The bus will let you off at the marina, but unfortunately you won’t be able to linger there and check out the marina proper because of time. But your driver will do a slow ride from there to the sea side so you’ll get a glimpse at the busyness of downtown.  From Port Antonio I would suggest going to the craft market by the sea, not the one in town, to get a drink and meet Rock Bottom at his carving shop.  The restaurant at the market has good food if you are planning to eat lunch when you arrive.  After there have your driver take you to Long Bay.  It’s a 35 minute ride that will give you an excellent idea of what Portland is like as you drive through each town.  Once in Long Bay, have a drink at one of the bars by the sea then make your way back to Boston.  Go to the center for a peek and maybe a lite bite.  A guy has a fruit/vegetable stand between the Jerk Center and the beach entrance.  His prices and produce are excellent plus he’s a sweetheart. I get pineapple, papaya and grapefruit from him. If you get anything, take it to the beach and chill for about 90 minutes.  Get a drink at the bar on the beach, but don’t buy any food.  I’ve yet to have a good meal there. 

After Boston, once you’re back in Port Antonio and depending on time, walk to Bikini Beach until it’s time for you to check in for the bus.

----------


## Vacationlovaa

Were spending the night there at San sky BnB. And will be leaving at 6am the next day. That sounds like a great start to our day for sure ! Ive been dying to visit. I appreciate All of your help Vi  :Smile:

----------


## *vi*

Oh wonderful to know you will be there at least one night.  You can have dinner at Woody's.  I had a veggie burger there which was delicious. Since you aren't leaving that day, you might want to do Winnefred Beach instead of Boston.

----------


## *vi*

I can't wait to hear your thoughts on San Sky

----------


## Vacationlovaa

I was Going over some spots to eat and a lot of them are closed on Monday. So thanks for the woodys suggestion ! Yes were excited to try San sky. Try something different

----------


## *vi*

Vacationlovaa, while there are plenty of places to eat in Portland, there aren't many sit-down restaurants with a wait staff.  And the ones that are, such as Dickies Best Kept Secret, Wilkes Cuisine, Anna Banana, Cliff Hanger and Scotch Bonnet, I can't recommend because their reviews are not consistent.  The bad are real bad and the good are real good...too much of a gamble.  Woody's on the other hand will not disappoint you.  I tend to drink a lot and just nibble on food.  But when I went to Woody's I ate everything on my plate.  It was just that good. So if I had to choose one sit-down place to eat, it would be Woody's.  

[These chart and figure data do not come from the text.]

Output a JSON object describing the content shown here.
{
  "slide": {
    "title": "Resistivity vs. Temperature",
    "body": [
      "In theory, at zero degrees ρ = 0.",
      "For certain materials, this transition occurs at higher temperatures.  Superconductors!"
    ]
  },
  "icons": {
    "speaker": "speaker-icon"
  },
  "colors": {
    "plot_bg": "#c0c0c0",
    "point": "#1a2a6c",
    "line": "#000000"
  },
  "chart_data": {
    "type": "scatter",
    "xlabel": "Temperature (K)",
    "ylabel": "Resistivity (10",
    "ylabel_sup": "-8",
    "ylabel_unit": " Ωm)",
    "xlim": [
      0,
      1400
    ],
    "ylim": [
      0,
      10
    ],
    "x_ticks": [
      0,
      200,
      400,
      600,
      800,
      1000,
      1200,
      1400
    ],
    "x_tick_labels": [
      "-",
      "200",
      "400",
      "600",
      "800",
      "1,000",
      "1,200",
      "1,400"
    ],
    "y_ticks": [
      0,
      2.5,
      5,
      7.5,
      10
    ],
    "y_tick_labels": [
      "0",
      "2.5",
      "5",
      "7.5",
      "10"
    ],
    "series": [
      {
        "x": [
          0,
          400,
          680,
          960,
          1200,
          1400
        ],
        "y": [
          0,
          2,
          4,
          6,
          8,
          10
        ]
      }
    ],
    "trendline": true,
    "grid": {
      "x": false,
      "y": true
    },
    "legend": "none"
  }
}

The Safari Deck located at the Great Huts in Boston Bay, is a place I'm planning to try.  I've visited the property twice which is fabulously designed from end to end, but never ate there.  Check out the website and if the set up looks interesting to you, email them, info@greathuts.com, to find out what nights they are open to the public.

----------


## Vacationlovaa

I will definitely try our great hits didnt even know it existed thank you so much vi

----------